Am 8. Mai 1945 endete der 2. Weltkrieg. Das Foto mit der Sowjetflagge auf dem Reichstag der stark zerstörten Stadt Berlin markierte sinnbildlich die Niederlage Nazideutschlands und erlangte internationale Berühmtheit. Die Aufnahme stammt vom russischen Kriegsfotografen Jewgeni Chaidej. Heute ist das Thema Russland ein schwieriges Thema, auch im Kunstbetrieb. Galerist Klaus Memmert zeigt trotzdem in Berlin rund 30 Bilder dieses Jahrhundertfotografen und kann viel über die Hintergründe erzählen.
„Was, Sie sind aus Basel.
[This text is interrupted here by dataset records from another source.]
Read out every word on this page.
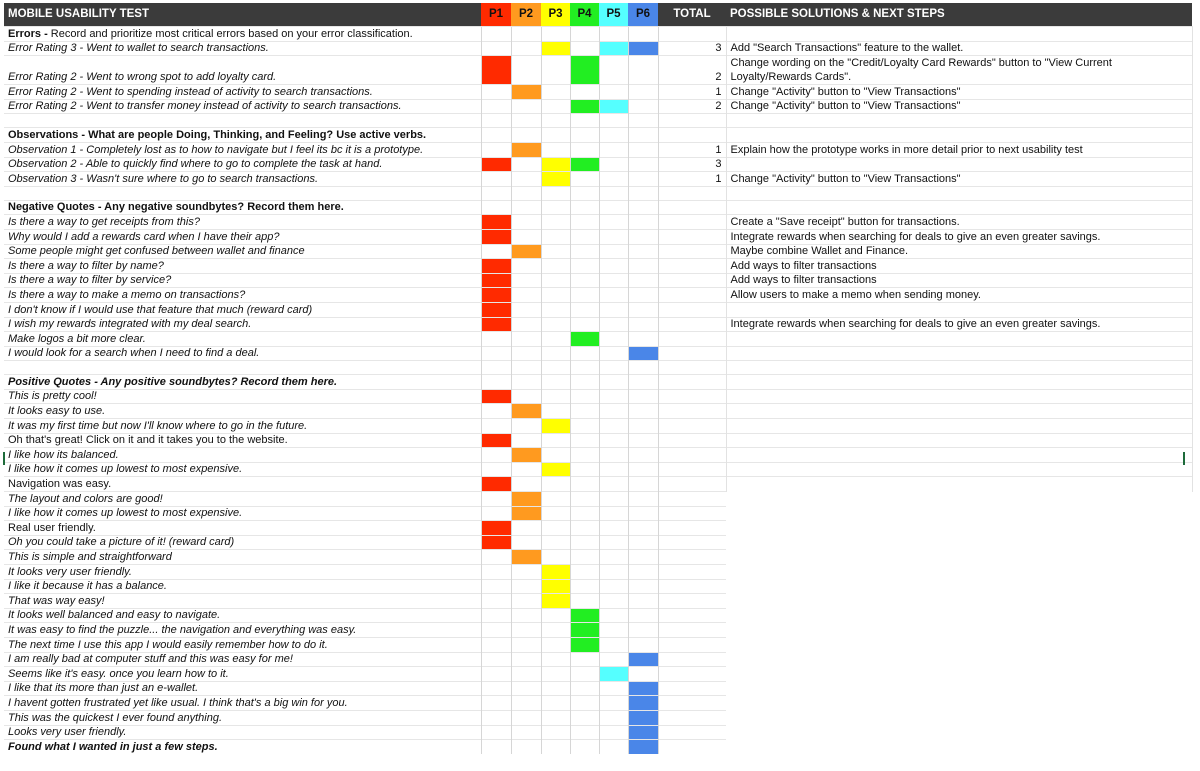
MOBILE USABILITY TEST	P1	P2	P3	P4	P5	P6	TOTAL	POSSIBLE SOLUTIONS & NEXT STEPS
Errors - Record and prioritize most critical errors based on your error classification.								
Error Rating 3 - Went to wallet to search transactions.							3	Add "Search Transactions" feature to the wallet.
Error Rating 2 - Went to wrong spot to add loyalty card.							2	Change wording on the "Credit/Loyalty Card Rewards" button to "View Current Loyalty/Rewards Cards".
Error Rating 2 - Went to spending instead of activity to search transactions.							1	Change "Activity" button to "View Transactions"
Error Rating 2 - Went to transfer money instead of activity to search transactions.							2	Change "Activity" button to "View Transactions"

Observations - What are people Doing, Thinking, and Feeling? Use active verbs.								
Observation 1 - Completely lost as to how to navigate but I feel its bc it is a prototype.							1	Explain how the prototype works in more detail prior to next usability test
Observation 2 - Able to quickly find where to go to complete the task at hand.							3	
Observation 3 - Wasn't sure where to go to search transactions.							1	Change "Activity" button to "View Transactions"

Negative Quotes - Any negative soundbytes? Record them here.								
Is there a way to get receipts from this?								Create a "Save receipt" button for transactions.
Why would I add a rewards card when I have their app?								Integrate rewards when searching for deals to give an even greater savings.
Some people might get confused between wallet and finance								Maybe combine Wallet and Finance.
Is there a way to filter by name?								Add ways to filter transactions
Is there a way to filter by service?								Add ways to filter transactions
Is there a way to make a memo on transactions?								Allow users to make a memo when sending money.
I don't know if I would use that feature that much (reward card)								
I wish my rewards integrated with my deal search.								Integrate rewards when searching for deals to give an even greater savings.
Make logos a bit more clear.								
I would look for a search when I need to find a deal.								

Positive Quotes - Any positive soundbytes? Record them here.								
This is pretty cool!								
It looks easy to use.								
It was my first time but now I'll know where to go in the future.								
Oh that's great! Click on it and it takes you to the website.								
I like how its balanced.								
I like how it comes up lowest to most expensive.								
Navigation was easy.								
The layout and colors are good!								
I like how it comes up lowest to most expensive.								
Real user friendly.								
Oh you could take a picture of it! (reward card)								
This is simple and straightforward								
It looks very user friendly.								
I like it because it has a balance.								
That was way easy!								
It looks well balanced and easy to navigate.								
It was easy to find the puzzle... the navigation and everything was easy.								
The next time I use this app I would easily remember how to do it.								
I am really bad at computer stuff and this was easy for me!								
Seems like it's easy. once you learn how to it.								
I like that its more than just an e-wallet.								
I havent gotten frustrated yet like usual. I think that's a big win for you.								
This was the quickest I ever found anything.								
Looks very user friendly.								
Found what I wanted in just a few steps.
Ich habe dort drei Jahrzehnte als Forscher in der Chemie gearbeitet.“ So begann das Gespräch mit Klaus Memmert in Berlin bei meinem eher zufälligen Besuch in seiner Galerie namens Beyond.Reality. Der 67-Jährige deutsche Kunstliebhaber hatte vor ein paar Jahren in der Nähe des Bahnhofs Zoo eine ehemalige Goldschmiede gemietet und in ein kleines Kunsthaus umfunktioniert.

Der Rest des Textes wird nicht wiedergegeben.